Common shares in the Company amounting to $1.9 million (US$1.5 million) to be issued in five equal instalments within 15 months after the Closing Date.

 

   

$2.81 million (US$ 2.2 million) funds held in an Escrow Account which will be released once the terms of the Transition Services Agreement have been satisfied.

(v) During February 2021, shareholders and a consultant exercised 70,074 options at exercise prices ranging from $0.08 to $1.14 per share while 1,135,000 options were issued to consultants and employees at an exercise price ranging from $1.50—$1.80 per share. In addition, during the same month, shareholders exercised 2,091,523 warrants at an exercise price of $0.20 to $1.00 per share.

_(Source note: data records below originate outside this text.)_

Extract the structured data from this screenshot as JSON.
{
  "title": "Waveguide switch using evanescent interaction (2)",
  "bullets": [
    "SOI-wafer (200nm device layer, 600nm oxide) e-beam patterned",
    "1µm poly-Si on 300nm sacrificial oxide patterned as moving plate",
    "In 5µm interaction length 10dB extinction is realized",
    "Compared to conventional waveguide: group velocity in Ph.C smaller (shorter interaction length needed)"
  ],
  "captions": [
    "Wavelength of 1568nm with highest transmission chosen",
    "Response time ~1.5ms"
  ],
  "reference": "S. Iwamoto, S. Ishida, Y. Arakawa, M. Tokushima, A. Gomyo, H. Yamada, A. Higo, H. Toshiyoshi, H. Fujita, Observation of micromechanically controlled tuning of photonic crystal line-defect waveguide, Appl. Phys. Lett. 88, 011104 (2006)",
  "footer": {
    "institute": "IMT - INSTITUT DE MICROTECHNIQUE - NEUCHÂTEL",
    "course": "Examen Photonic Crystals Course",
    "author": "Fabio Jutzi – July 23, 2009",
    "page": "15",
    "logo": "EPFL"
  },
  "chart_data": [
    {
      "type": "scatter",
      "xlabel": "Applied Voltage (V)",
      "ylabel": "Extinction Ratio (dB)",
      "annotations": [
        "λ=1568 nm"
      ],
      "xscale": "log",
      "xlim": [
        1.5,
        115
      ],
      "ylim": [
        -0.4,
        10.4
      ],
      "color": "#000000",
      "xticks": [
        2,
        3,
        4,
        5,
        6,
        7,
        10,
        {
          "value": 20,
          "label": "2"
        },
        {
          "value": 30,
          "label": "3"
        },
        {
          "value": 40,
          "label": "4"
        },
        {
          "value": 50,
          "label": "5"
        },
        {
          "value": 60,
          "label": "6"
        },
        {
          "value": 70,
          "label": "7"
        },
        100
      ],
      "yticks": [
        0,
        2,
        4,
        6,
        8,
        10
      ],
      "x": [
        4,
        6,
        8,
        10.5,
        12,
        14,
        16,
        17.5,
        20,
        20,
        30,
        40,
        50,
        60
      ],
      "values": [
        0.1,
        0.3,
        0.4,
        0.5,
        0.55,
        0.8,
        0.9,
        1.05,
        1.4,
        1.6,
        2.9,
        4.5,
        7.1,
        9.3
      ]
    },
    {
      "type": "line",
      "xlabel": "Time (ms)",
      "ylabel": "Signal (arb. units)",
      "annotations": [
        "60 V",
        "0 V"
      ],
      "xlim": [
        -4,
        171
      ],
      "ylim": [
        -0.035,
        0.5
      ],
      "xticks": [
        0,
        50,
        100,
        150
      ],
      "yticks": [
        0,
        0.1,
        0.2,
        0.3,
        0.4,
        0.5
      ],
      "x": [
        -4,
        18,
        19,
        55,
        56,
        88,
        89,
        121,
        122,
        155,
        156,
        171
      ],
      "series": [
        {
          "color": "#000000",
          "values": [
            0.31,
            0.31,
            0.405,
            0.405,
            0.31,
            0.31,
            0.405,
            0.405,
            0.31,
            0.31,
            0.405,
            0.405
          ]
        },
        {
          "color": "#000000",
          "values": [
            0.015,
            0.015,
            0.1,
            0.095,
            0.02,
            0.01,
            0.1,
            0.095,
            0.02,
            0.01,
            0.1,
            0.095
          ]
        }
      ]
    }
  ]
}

(vi) During March 2021, a consultant exercised 19,000 options at an exercise price of $0.77 per share while 91,800 and 220,000 options were issued to board members and to a contactor, respectively, at an exercise price of $1.30 per share. In addition, during the same month, shareholders exercised 1,323,648 warrants at an exercise price of $0.20 per share.

(vii) On April 5, 2021 (the “Closing Date”), the Company acquired 100% of the membership interest of Colorado based Primary Care Clinic Group, Rocky Mountain for a total cash consideration of $13.78 million (US$11 million) paid as follows:

 

   

$10.64 million (US$8.49 million) cash

 

   

$2.06 million (US$1.65 million) cash payable in three equal instalments over two years from the Closing Date

 

   

$1.08 million (US$0.86 million) cash payable after working capital and other adjustment

(viii) On April 6, 2021, the Company settled the purchase consideration payable amounting to $0.47 million (US$0.38 million) for the acquisition of MCM.

(ix) During April 2021, shareholders exercised 5,357 warrants at an exercise price of $0.20 per share.

(x) From January to April 2021, 7,854 options held by consultants expired.